The stock EU narrative is that Britain would face the greater devastation by far. But you can construct the opposite case, and not merely because the EU has an £80bn trade surplus with the Britain to protect. At the end of the day, the UK has its own central bank and currency, a deep Gilts market, and resilient institutions. The ordeal would be horrible, but Britain has survived worse. 

The brittle EU Project would not survive. It is an open question whether the euro can hold together through the next global downturn even without the accelerant of a Selmayr-induced firestorm. It still has no fiscal union to back it up. Bail-out fatigue pervades in the North; rebel eurosceptics run Italy.

The European Central Bank has run out of powder.
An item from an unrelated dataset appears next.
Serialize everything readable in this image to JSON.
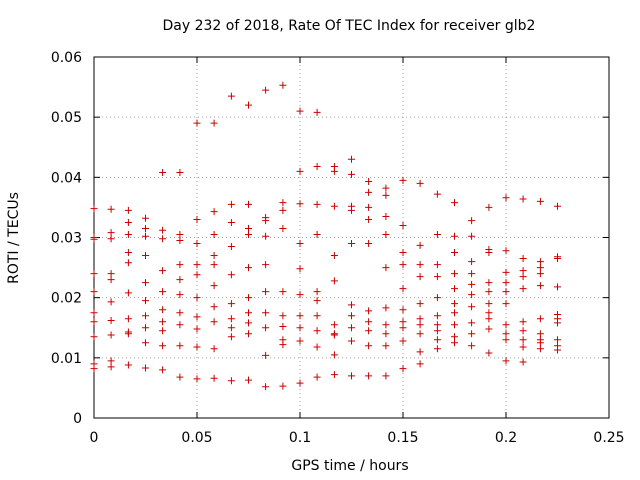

Interests rates are minus 0.4pc. The South has exhausted its fiscal space. Debt ratios are far closer to the danger zone than in 2008. Clemens Fuest, head of German IFO Institute, warned last week of an almighty disaster when the cycle turns.

The denouement is laid out in “Collapse: Europe after the European Union”. It is a cri de coeur by Ian Kearns, co-founder of the European Leadership Network and a British diplomat of pro-EU sympathies. His point is that the toxic legacy of the last crisis has never been resolved.

“Macron’s fiscal union is going nowhere. The eurozone is a sitting duck waiting for the next crisis to happen. When it comes the fundamental weaknesses will be exposed brutally by markets, and Italy will be at the eye of the storm. We are looking at an unmanaged rout,” he told a gathering of the European Council on Foreign Relations.

His book explores all the “triggers of disintegration”, from the migrant crisis, to Putinism, and the ascendancy of the Salvini generation.

My own view is that if the EU pushes a maximalist line on Brexit to the point of total rupture – ie economic warfare – it guarantees its own ruin. It will cause tectonic rifts across multiple strategic fault-lines.

The difficulty is that many of those currently in charge of the EU machinery believe their own propaganda. They think that Brexit is largely British self-harm, with slim implications for them if it goes wrong.

If the UK chooses to resist – rather than accept colonial status – there may well be a hair-raising episode that would test nerves before the metaphorical penny drops in Brussels that you cannot fly an Airbus without wings.

This could be mitigated on the British side by a pre-funded fiscal bazooka worth 4pc of GDP for "shovel-ready" infrastructure projects, starting with a shock-and-awe blast as soon as the economy slows. That would alter the political optics of a no-deal Brexit in those crucial early months. It would greatly raise the chances that the EU would blink first.

Would Parliament vote for such a policy under its current composition? Of course not.  So let us get rid of it. Let us hold the Tory Party to its electoral pledges. Let us encourage Brexiteers to force a leadership contest that goes to the party base. We know from Conservative Home’s snap poll that over 60pc oppose the Chequers Deal. Let the party members pick a leader less terrified of shadows on the wall. Let them carry out a deselection purge of those Tory MPs in breach of their electoral Manifesto.